Abstract 5455: A Novel Haplotype on GCH1 Gene, Encoding GTP Cyclohydrolase 1, Regulates Vascular Biopterin Synthesis, eNOS Coupling and Vascular Redox in Human Vessels
Background: GTP cyclohydrolase (GTPCH) is a key enzyme in biopterins synthesis, while tetrahydrobiopterin (BH4) is a regulator of eNOS coupling in vascular endothelium. A novel haplotype in GCH1 gene, combining dbSNPs: rs8007267G/A, rs3783641A/T and rs10483639C/G, affects GTPCH activity and biopterins levels in inflammatory cells. We examined the effect of this haplotype on vascular biopterins, eNOS coupling and redox state in human vessels from patients with coronary atherosclerosis.
Methods: Samples of saphenous veins (SV) were obtained from 347 patients undergoing CABG. Vasorelaxations of SV to acetylcholine (ACh) and vascular O2- (± eNOS inhibitor LNAME) were determined.

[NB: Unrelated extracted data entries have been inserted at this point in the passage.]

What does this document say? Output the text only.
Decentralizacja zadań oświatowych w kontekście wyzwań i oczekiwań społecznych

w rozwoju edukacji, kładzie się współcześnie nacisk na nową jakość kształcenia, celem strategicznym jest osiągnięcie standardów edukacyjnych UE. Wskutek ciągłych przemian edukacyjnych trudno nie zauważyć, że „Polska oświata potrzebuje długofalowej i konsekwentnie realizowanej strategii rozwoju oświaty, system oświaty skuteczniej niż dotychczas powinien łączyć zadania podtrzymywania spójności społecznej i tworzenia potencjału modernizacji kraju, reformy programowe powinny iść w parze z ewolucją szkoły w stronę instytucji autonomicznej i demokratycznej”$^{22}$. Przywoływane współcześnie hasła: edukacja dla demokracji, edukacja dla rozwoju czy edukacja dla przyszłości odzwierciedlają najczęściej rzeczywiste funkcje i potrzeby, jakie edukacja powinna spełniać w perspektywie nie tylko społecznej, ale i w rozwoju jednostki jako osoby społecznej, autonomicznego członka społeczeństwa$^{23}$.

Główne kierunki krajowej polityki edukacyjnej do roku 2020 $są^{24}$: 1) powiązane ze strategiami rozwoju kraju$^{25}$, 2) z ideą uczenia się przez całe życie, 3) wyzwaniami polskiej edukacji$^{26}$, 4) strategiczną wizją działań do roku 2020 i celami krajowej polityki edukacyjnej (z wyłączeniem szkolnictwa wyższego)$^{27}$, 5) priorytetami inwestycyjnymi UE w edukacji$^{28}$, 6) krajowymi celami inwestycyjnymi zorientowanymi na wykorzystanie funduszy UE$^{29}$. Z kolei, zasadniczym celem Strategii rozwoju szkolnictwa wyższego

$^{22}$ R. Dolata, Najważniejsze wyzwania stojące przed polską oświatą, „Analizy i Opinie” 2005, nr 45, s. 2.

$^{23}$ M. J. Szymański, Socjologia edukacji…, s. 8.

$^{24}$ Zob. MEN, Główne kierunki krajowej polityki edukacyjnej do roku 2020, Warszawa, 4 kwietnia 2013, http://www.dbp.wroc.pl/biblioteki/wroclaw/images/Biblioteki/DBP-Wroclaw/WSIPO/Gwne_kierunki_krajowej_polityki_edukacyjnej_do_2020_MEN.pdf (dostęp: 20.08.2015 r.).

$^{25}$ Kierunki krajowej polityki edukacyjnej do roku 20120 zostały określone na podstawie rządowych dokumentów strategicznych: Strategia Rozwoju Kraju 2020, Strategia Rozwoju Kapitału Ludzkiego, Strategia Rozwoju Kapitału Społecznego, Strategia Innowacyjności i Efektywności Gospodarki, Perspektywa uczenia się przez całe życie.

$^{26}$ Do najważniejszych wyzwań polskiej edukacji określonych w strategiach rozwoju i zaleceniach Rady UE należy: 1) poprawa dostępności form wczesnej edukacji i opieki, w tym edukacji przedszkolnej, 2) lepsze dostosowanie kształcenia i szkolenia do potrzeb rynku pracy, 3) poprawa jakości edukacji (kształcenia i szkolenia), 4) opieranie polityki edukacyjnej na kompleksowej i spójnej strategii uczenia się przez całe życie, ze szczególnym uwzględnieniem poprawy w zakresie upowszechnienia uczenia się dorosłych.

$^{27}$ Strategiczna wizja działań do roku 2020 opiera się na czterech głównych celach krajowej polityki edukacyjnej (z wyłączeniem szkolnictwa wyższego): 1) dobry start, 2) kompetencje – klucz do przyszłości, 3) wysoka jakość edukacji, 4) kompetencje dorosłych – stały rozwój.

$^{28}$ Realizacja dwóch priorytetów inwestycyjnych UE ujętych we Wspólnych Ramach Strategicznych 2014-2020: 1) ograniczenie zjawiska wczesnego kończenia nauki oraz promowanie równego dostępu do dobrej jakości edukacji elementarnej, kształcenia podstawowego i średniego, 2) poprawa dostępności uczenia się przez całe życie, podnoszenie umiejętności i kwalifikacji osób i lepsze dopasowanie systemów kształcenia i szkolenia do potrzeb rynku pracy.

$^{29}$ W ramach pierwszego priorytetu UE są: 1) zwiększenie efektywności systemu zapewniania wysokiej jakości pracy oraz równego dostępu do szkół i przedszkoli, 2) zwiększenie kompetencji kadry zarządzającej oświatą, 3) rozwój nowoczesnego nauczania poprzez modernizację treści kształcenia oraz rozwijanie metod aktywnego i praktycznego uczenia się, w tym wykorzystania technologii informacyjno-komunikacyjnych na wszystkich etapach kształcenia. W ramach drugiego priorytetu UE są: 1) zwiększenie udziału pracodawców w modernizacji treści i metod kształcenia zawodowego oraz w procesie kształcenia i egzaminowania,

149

Biopterins were measured by HPLC. The haplotypes were defined as X (rs8007267A+ rs3783641T+ rs10483639G) or O (all other haplotypes).
Results: The haplotype distribution was OO:245(71%), OX:95(27%) and XX:7(2%). Carriers of the X haplotype had lower plasma (Fig. a⇓) and vascular (Fig. b⇓) BH4. The X haplotype was associated with higher vascular O2- (XX+XO: 2.97±0.44 vs OO:1.90±0.10 RLU/Sec/mg, p<0.01), greater LNAME-inhibitable O2- (Fig. c⇓) suggesting eNOS uncoupling) and lower NO bioavailability (Fig. d⇓) in human vessels. The X haplotype was also associated with higher plasma ox-LDL (51.0±2.2 in XX+XO vs 44.2±1.4 U/L in OO p<0.05) and lower BH4:total biopterins ratio (43.1±3.2 in XX+XO vs 51.7±2.1% in OO, p<0.05).
Conclusions: This novel haplotype on GCH1 gene regulates biopterins biosynthesis in both plasma and vascular endothelium. This haplotype also regulates eNOS coupling, O2- production and NO bioavailability in human vessels, and may play a role in atherogenesis.